Metric Self-Paced Reinforcement Learning

Klink, Pascal_Metric Self-Paced Reinforcement Learning

Figure 1: An example of the bipedal walker environment, in which we parameterize the size
(x-axis) as well as the spacing (y-axis) of obstacles. The colored dots represent tasks that
have been generated by our method. Dark colors indicate tasks that have been trained on in early
stages, and bright colors show tasks that have been generated towards the end of training. We
see that the our method increases the obstacle size as training progresses, simultaneously
adapting the maximum size based on the spacing between the obstacles.

Pascal Klink

Introduction

Reinforcement Learning (RL) is a promising tool for solving complicated control and decision-making tasks in a data-driven manner. However, current methods typically require some form of regularization in order to deliver acceptable solutions for complicated tasks.
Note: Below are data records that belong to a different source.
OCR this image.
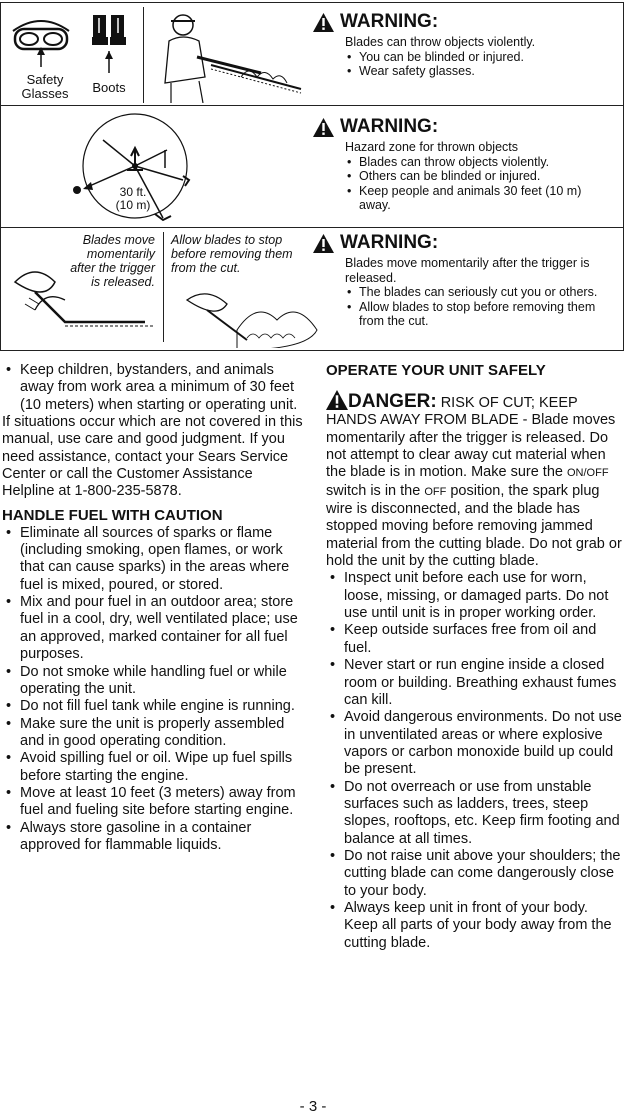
Safety Glasses	Boots
WARNING:
Blades can throw objects violently.
• You can be blinded or injured.
• Wear safety glasses.
30 ft.
(10 m)
WARNING:
Hazard zone for thrown objects
• Blades can throw objects violently.
• Others can be blinded or injured.
• Keep people and animals 30 feet (10 m) away.
Blades move momentarily after the trigger is released.
Allow blades to stop before removing them from the cut.
WARNING:
Blades move momentarily after the trigger is released.
• The blades can seriously cut you or others.
• Allow blades to stop before removing them from the cut.
• Keep children, bystanders, and animals away from work area a minimum of 30 feet (10 meters) when starting or operating unit.

If situations occur which are not covered in this manual, use care and good judgment. If you need assistance, contact your Sears Service Center or call the Customer Assistance Helpline at 1-800-235-5878.

HANDLE FUEL WITH CAUTION
• Eliminate all sources of sparks or flame (including smoking, open flames, or work that can cause sparks) in the areas where fuel is mixed, poured, or stored.
• Mix and pour fuel in an outdoor area; store fuel in a cool, dry, well ventilated place; use an approved, marked container for all fuel purposes.
• Do not smoke while handling fuel or while operating the unit.
• Do not fill fuel tank while engine is running.
• Make sure the unit is properly assembled and in good operating condition.
• Avoid spilling fuel or oil. Wipe up fuel spills before starting the engine.
• Move at least 10 feet (3 meters) away from fuel and fueling site before starting engine.
• Always store gasoline in a container approved for flammable liquids.
OPERATE YOUR UNIT SAFELY

DANGER: RISK OF CUT; KEEP HANDS AWAY FROM BLADE - Blade moves momentarily after the trigger is released. Do not attempt to clear away cut material when the blade is in motion. Make sure the ON/OFF switch is in the OFF position, the spark plug wire is disconnected, and the blade has stopped moving before removing jammed material from the cutting blade. Do not grab or hold the unit by the cutting blade.

• Inspect unit before each use for worn, loose, missing, or damaged parts. Do not use until unit is in proper working order.
• Keep outside surfaces free from oil and fuel.
• Never start or run engine inside a closed room or building. Breathing exhaust fumes can kill.
• Avoid dangerous environments. Do not use in unventilated areas or where explosive vapors or carbon monoxide build up could be present.
• Do not overreach or use from unstable surfaces such as ladders, trees, steep slopes, rooftops, etc. Keep firm footing and balance at all times.
• Do not raise unit above your shoulders; the cutting blade can come dangerously close to your body.
• Always keep unit in front of your body. Keep all parts of your body away from the cutting blade.
- 3 -
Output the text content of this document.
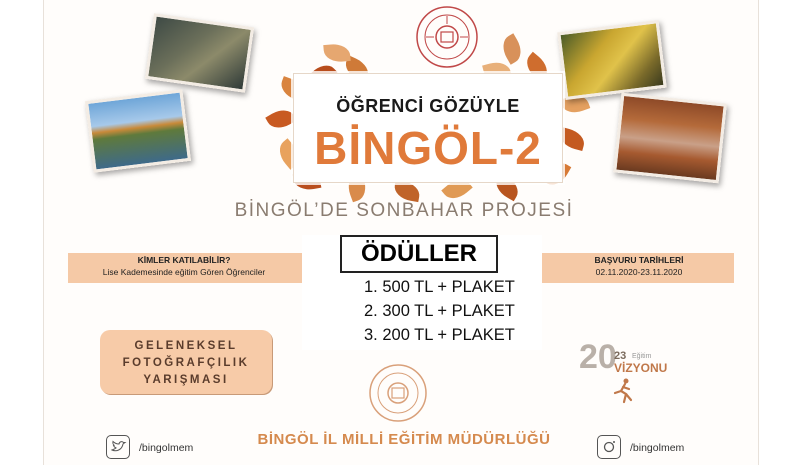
ÖĞRENCİ GÖZÜYLE
BİNGÖL-2
BİNGÖL’DE SONBAHAR PROJESİ
KİMLER KATILABİLİR?
Lise Kademesinde eğitim Gören Öğrenciler
BAŞVURU TARİHLERİ
02.11.2020-23.11.2020
ÖDÜLLER
1. 500 TL + PLAKET
2. 300 TL + PLAKET
3. 200 TL + PLAKET
GELENEKSEL
FOTOĞRAFÇILIK
YARIŞMASI
20
23 Eğitim
VİZYONU
BİNGÖL İL MİLLİ EĞİTİM MÜDÜRLÜĞÜ
/bingolmem	/bingolmem
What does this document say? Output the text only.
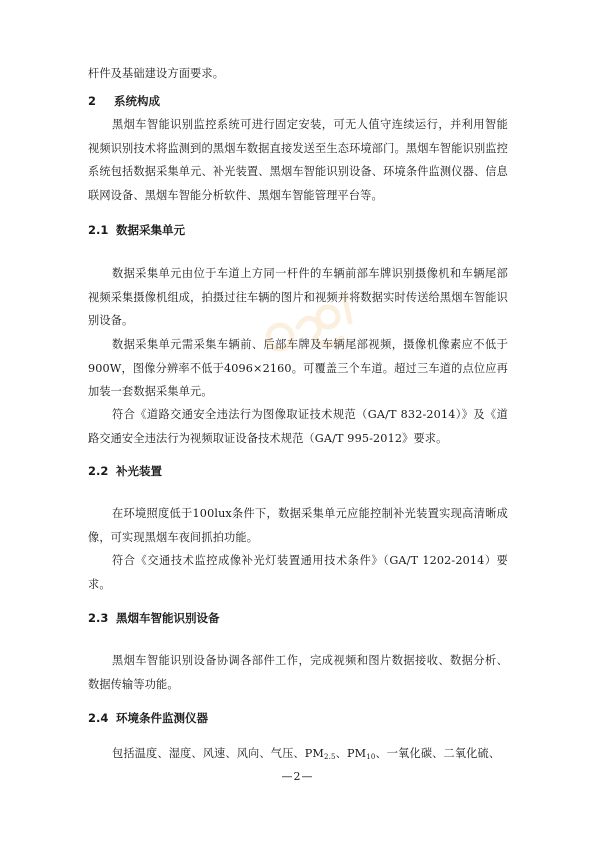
杆件及基础建设方面要求。

2 系统构成

黑烟车智能识别监控系统可进行固定安装，可无人值守连续运行，并利用智能视频识别技术将监测到的黑烟车数据直接发送至生态环境部门。黑烟车智能识别监控系统包括数据采集单元、补光装置、黑烟车智能识别设备、环境条件监测仪器、信息联网设备、黑烟车智能分析软件、黑烟车智能管理平台等。

2.1 数据采集单元

数据采集单元由位于车道上方同一杆件的车辆前部车牌识别摄像机和车辆尾部视频采集摄像机组成，拍摄过往车辆的图片和视频并将数据实时传送给黑烟车智能识别设备。

数据采集单元需采集车辆前、后部车牌及车辆尾部视频，摄像机像素应不低于900W，图像分辨率不低于4096×2160。可覆盖三个车道。超过三车道的点位应再加装一套数据采集单元。

符合《道路交通安全违法行为图像取证技术规范（GA/T 832-2014）》及《道路交通安全违法行为视频取证设备技术规范（GA/T 995-2012》要求。

2.2 补光装置

在环境照度低于100lux条件下，数据采集单元应能控制补光装置实现高清晰成像，可实现黑烟车夜间抓拍功能。

符合《交通技术监控成像补光灯装置通用技术条件》（GA/T 1202-2014）要求。

2.3 黑烟车智能识别设备

黑烟车智能识别设备协调各部件工作，完成视频和图片数据接收、数据分析、数据传输等功能。

2.4 环境条件监测仪器

包括温度、湿度、风速、风向、气压、$PM_{2.5}$、$PM_{10}$、一氧化碳、二氧化硫、

—2—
Many of these regularizations, such as reward design, are not very well understood from a theoretical perspective.
Curriculum reinforcement learning aims to formalize one particular form of regularization: Training the RL agent on a tailored sequence of learning tasks. Such well-chosen task sequences can allow using simple binary reward functions instead of hand-crafted ones, avoiding the pitfalls of misspecified reward functions.
In this project, we investigate ways to automatically generate an appropriate curriculum that improves the learning performance of an agent by exploiting notions from optimal transport.
Given the compute-intensive evaluations over parameter settings as well as test environments, the Lichtenberg cluster was an ideal choice to accelerate the development cycle of our project.

Methods

We formalized the curriculum generation as an optimal transport problem which aims to morph a distribution of easy training tasks into a distribution of (challenging) target tasks. The benefit of this formulation is the incorporation of a distance function which allows the RL practitioner to specify the similarity between learning tasks. The optimal transport interpolations are then resulting in a gradual change in the learning tasks according to the specified distance function, allowing the agent to learn in increasingly challenging tasks. This interpolation process is additionally constrained to avoid generating tasks that are too complex for the reinforcement learning agent given its current capabilities.
We evaluated our method on two environments that test the avoidance of suboptimal behavior and require dealing with sparse rewards respectively. Furthermore, we evaluated our method on a simulated bipedal walker task, in which the walker was required to overcome increasingly complicated obstacle parkours.

Results

The evaluation showed that our method allowed the reinforcement learning agent to learn the desired behavior where default learning was not possible. Furthermore, our method performed either as well as or better as alternative curriculum reinforcement learning methods and our previous work.

Discussion

Given the positive outcomes of these first evaluations, we aim to improve the method in the future, e.g. by allowing its application to non-Euclidean task parameterizations or simply improving speed and robustness. Both extensions will allow the approach to be more widely applied, hopefully enabling future downstream improvements.
Additionally, we aim to showcase the benefit of our method in a real-world reinforcement learning scenario, e.g. in robotic control tasks of underactuated systems, in which the complexity of the control tasks is gradually increased e.g. by amplifying encountered disturbance forces or the complexity of the trajectory to be generated.